In building my "History of Notes" presentation for today's e-Office event, one thing that struck me is how inconsistent Lotus has been about adding incremental features to Notes releases.  It's an issue I'm thinking about a lot not just because of the past, but because of the future.

According to the History of Lotus Notes, the very first Notes release established the precedent of adding features in point releases.  Notes 1.1 added features to 1.0.  But that wasn't really true in R2 or R3 (OK, the Mac clent was introduced in a later 3.x release), it was true in R4, it wasn't true in R5 (though 5.0.2, 5.0.5, and 5.0.8 looked suspiciously like feature releases), it was true in Notes 6, and it was sort of true in Notes 7 / 7.0.2.  I don't know yet whether it will be true for Notes "Hannover".

I think Notes has been penalized in market when feature releases were few and far between, or when they snuck out of the lab as maintenance releases (such as the iNotes Web Access first ship, which many customers didn't even notice until they installed their first Domino 6 server.  I'm still holding my "I told you so" card on that one).  The market goes "dark", innovation decelerates, and opportunities are missed.  

On the other hand, many large Notes customers say that they won't deploy every upgrade or new feature release...that in a given cycle they will only test and standardize on one MR or fixpack or code drop and that is the end of that.  

I am just wondering if that mindset is the norm or vocal exception.  And whether it is going to continue to be going forward.  

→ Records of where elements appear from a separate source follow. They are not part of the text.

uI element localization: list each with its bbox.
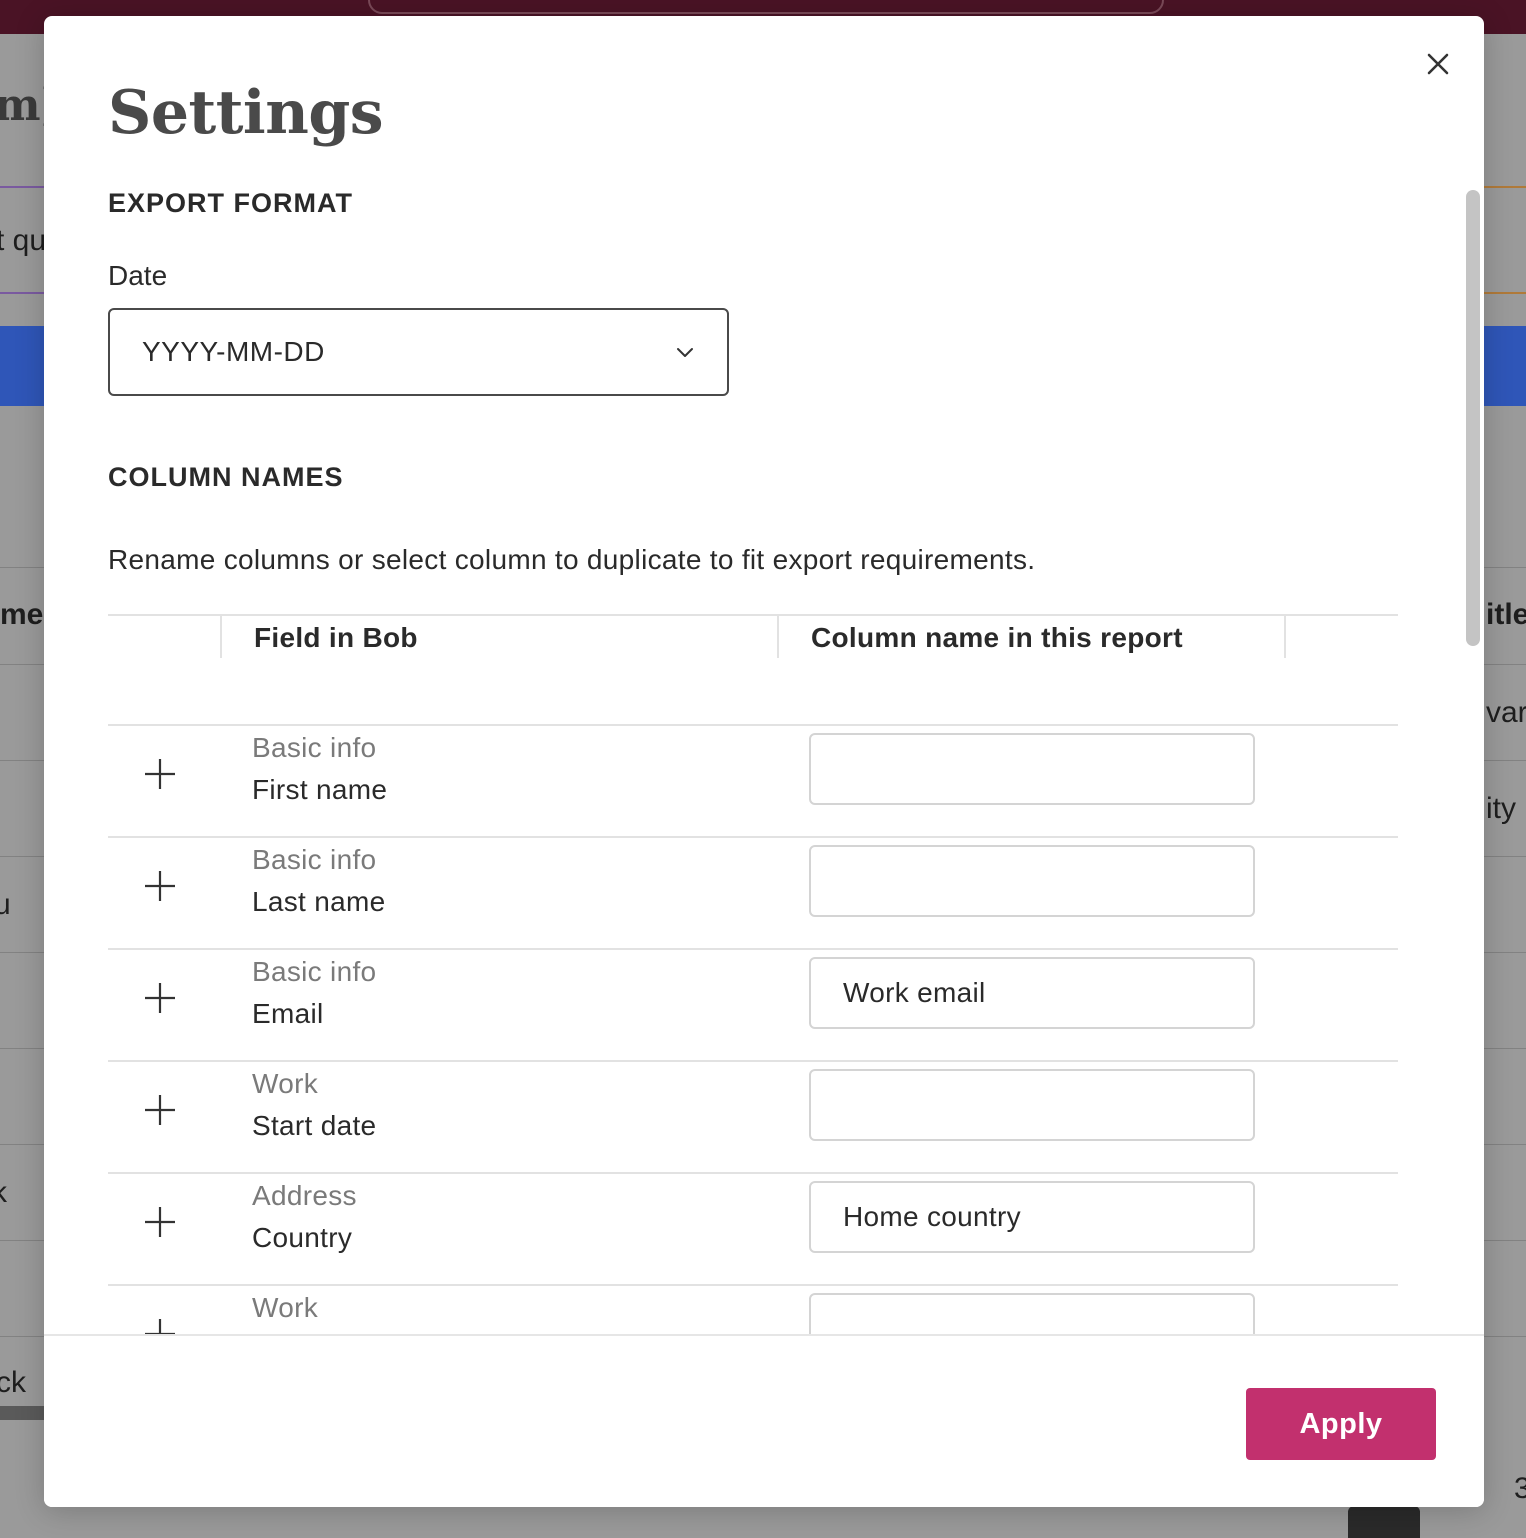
table-row: Work Start date — [108, 1060, 1398, 1172]
background-row-line — [1484, 567, 1526, 568]
background-row-line — [0, 856, 44, 857]
header-column-name: Column name in this report — [811, 622, 1183, 653]
duplicate-column-button[interactable] — [142, 1316, 178, 1334]
modal-footer: Apply — [44, 1334, 1484, 1507]
background-row-line — [1484, 1048, 1526, 1049]
column-name-input[interactable] — [809, 1181, 1255, 1253]
table-row: Basic info Last name — [108, 836, 1398, 948]
background-divider — [1484, 292, 1526, 294]
close-button[interactable] — [1422, 48, 1454, 80]
background-row-line — [1484, 1336, 1526, 1337]
background-row-line — [1484, 952, 1526, 953]
table-row: Address Country — [108, 1172, 1398, 1284]
close-icon — [1427, 53, 1449, 75]
row-field: Start date — [252, 1110, 377, 1141]
plus-icon — [145, 759, 175, 789]
duplicate-column-button[interactable] — [142, 1092, 178, 1128]
column-name-input[interactable] — [809, 1293, 1255, 1334]
row-field: Last name — [252, 886, 386, 917]
row-category: Basic info — [252, 956, 377, 987]
chevron-down-icon — [677, 348, 693, 357]
table-border — [108, 614, 1398, 616]
row-category: Address — [252, 1180, 357, 1211]
header-field-in-bob: Field in Bob — [254, 622, 418, 653]
column-names-heading: COLUMN NAMES — [108, 462, 344, 492]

It's a tough challenge.  Say a new release comes along and a few cool features didn't quite make it.  Does the world wait for new release "+1" or expect it sooner?  Will they deploy a new release if there is a +1 waiting in the wings?

I often hear that the key issue related to upgrades is end-user retraining.  But in the inevitable comparisons to the "Web 2.0" world, nobody defers upgrade when the latest version of gmail is rolled out by Google.  On the other hand, I am seeing more traditional software upgrade methodology creep into those supposedly-nimble Web 2.0 providers -- Blogger, for example, is sitting on a beta of a new version, and even something as simple as Yahoo Photos is still phasing in their upgrade (which, as a free service, looks oddly like their flickr paid-for service, but that's another story).

I don't know if this is just one of those double-edged sword types of situations, where you can't please all of the people all of the time.  But in an IT world where budgets for upgrades are constantly challenged, while vendors are constantly finding ways to deliver innovation, what's the solution?